I think there needs to be a massive review of all tax laws. Instead of starting from a place where this money earned by method A is liable for Y tax and so on, it should start from the premise that all money is taxed at X rate (where X rises when it reaches the next threshold).
Then you could have a system of exceptions: the first £12,000 of wages, money paid in pension contributions up to a certain amount, interest from ISAs/national savings, the first £350k of the estate of someone who's died etc. The onus would be on the company/individual to show that the exception applied, rather than on HMRC to show that the money was liable to tax.
DP's ex has her own business. It's run from a room in her house, she has one (very part-time) member of staff and negligible expenses. The last year they were together (approx 12 years ago), the business turned over £180k. She paid tax on what she paid herself as a salary, around £28k pa gross. The remainder, after expenses, was treated as a "dividend", but instead of paying the dividend to herself, she "lent" it to her company. Then, as the company repaid the "loan", it was tax free, because loan repayments aren't taxable.

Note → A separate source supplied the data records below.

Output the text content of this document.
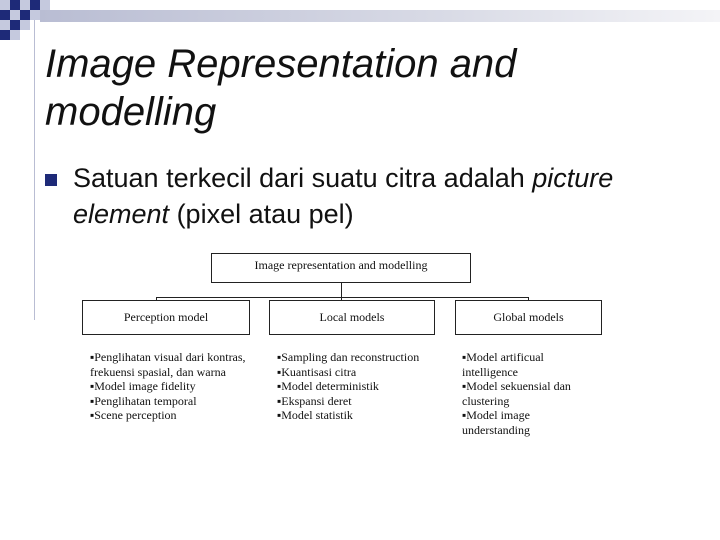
Image Representation and modelling
Satuan terkecil dari suatu citra adalah picture element (pixel atau pel)
Image representation and modelling
Perception model	Local models	Global models
▪Penglihatan visual dari kontras, frekuensi spasial, dan warna
▪Model image fidelity
▪Penglihatan temporal
▪Scene perception
▪Sampling dan reconstruction
▪Kuantisasi citra
▪Model deterministik
▪Ekspansi deret
▪Model statistik
▪Model artificual intelligence
▪Model sekuensial dan clustering
▪Model image understanding
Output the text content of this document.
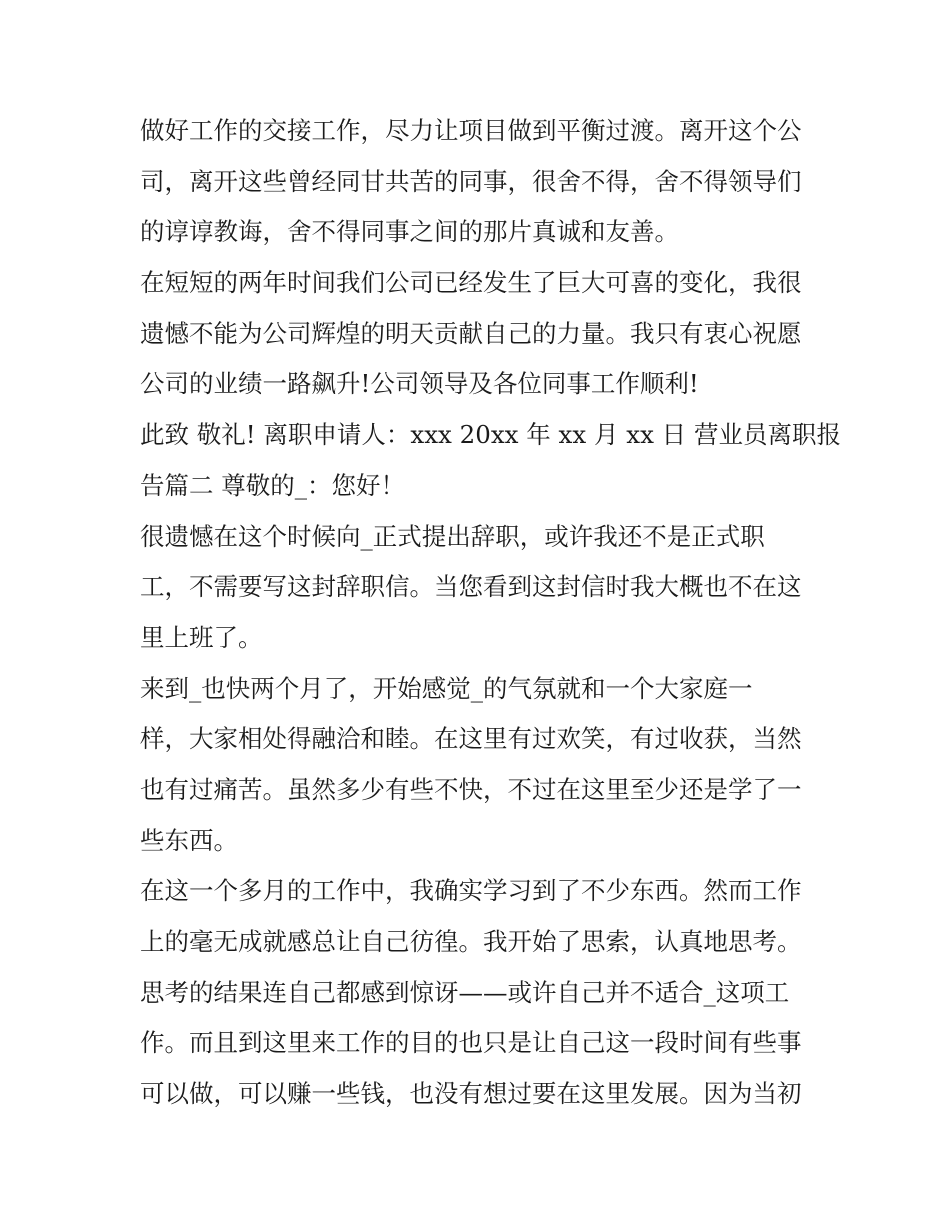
做好工作的交接工作，尽力让项目做到平衡过渡。离开这个公
司，离开这些曾经同甘共苦的同事，很舍不得，舍不得领导们
的谆谆教诲，舍不得同事之间的那片真诚和友善。
在短短的两年时间我们公司已经发生了巨大可喜的变化，我很
遗憾不能为公司辉煌的明天贡献自己的力量。我只有衷心祝愿
公司的业绩一路飙升!公司领导及各位同事工作顺利!
此致 敬礼! 离职申请人：xxx 20xx 年 xx 月 xx 日 营业员离职报
告篇二 尊敬的_：您好！
很遗憾在这个时候向_正式提出辞职，或许我还不是正式职
工，不需要写这封辞职信。当您看到这封信时我大概也不在这
里上班了。
来到_也快两个月了，开始感觉_的气氛就和一个大家庭一
样，大家相处得融洽和睦。在这里有过欢笑，有过收获，当然
也有过痛苦。虽然多少有些不快，不过在这里至少还是学了一
些东西。
在这一个多月的工作中，我确实学习到了不少东西。然而工作
上的毫无成就感总让自己彷徨。我开始了思索，认真地思考。
思考的结果连自己都感到惊讶——或许自己并不适合_这项工
作。而且到这里来工作的目的也只是让自己这一段时间有些事
可以做，可以赚一些钱，也没有想过要在这里发展。因为当初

Almost all her wining and dining (and there's a lot of it, especially "wining"), her car and related expenses, a chunk of her household bills and so on goes through the business so that it's offset against the corporation tax.
Her business? She's a tax consultant. 
She reduced her "salary" massively a couple of years after they split up, so that she was eligible for working tax credit and their son would be eligible for help with fees at uni, or some such. Which is just taking the piss, imo.